I can only assume the Legislature must have intended by distinguishing between first and second degree murder, establishing greater penalties for first degree murder, to discourage killing when one has an opportunity to think about it. The time period during which one continuously exerts sufficient pressure on a victim's throat to block breathing which, in turn, causes unconsciousness and then death, affords a person a significant opportunity for a change of heart. If a person consciously rejects the opportunity to lessen the pressure in that period, the person may be found to have deliberated. The more time required, the greater the probability that even a slow thinker had time to reflect.
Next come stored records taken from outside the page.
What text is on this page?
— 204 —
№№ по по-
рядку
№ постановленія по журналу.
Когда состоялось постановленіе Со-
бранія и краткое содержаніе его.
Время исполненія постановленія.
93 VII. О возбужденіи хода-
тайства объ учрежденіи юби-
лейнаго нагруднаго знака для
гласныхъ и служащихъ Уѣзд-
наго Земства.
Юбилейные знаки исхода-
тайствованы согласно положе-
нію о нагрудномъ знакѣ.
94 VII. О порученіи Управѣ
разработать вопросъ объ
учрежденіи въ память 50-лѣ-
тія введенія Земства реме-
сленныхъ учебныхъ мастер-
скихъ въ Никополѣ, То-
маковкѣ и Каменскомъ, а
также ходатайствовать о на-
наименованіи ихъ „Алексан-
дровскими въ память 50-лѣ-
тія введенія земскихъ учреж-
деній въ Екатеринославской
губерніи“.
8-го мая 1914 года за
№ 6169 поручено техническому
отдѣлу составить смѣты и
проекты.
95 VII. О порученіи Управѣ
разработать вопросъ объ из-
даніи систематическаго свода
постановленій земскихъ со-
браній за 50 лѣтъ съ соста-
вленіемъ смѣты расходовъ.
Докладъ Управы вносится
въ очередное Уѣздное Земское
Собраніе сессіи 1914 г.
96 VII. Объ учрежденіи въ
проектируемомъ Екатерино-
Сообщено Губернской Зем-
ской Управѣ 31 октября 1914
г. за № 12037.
The majority correctly observes that in this case there is no evidence of prior planning. The defendant did not testify at trial and thus the jury did not know his mental state except as he revealed it to investigating officers. What a person thinks or intends is always difficult to determine in any case because we cannot pry into the mind. However, what a person does is often the best gauge of his or her thinking. The fact finder is called upon to determine whether a defendant premeditated from the facts surrounding the killing. Here, the jury concluded, as well they might, that this defendant took this mentally retarded young woman to a secluded area of Clallam County, raped her, strangled her with little difficulty for 3 to 5 minutes until she was dead, and then proceeded to bite her dead *566body. From this evidence a rational trier of fact could conclude beyond a reasonable doubt that the defendant was capable of reflecting and did reflect on his deed sufficiently to cause him to be guilty of premeditated murder in the first degree. The evidence supports the verdict and I would affirm.

Reconsideration denied June 10, 1985.

Review granted by Supreme Court September 6, 1985.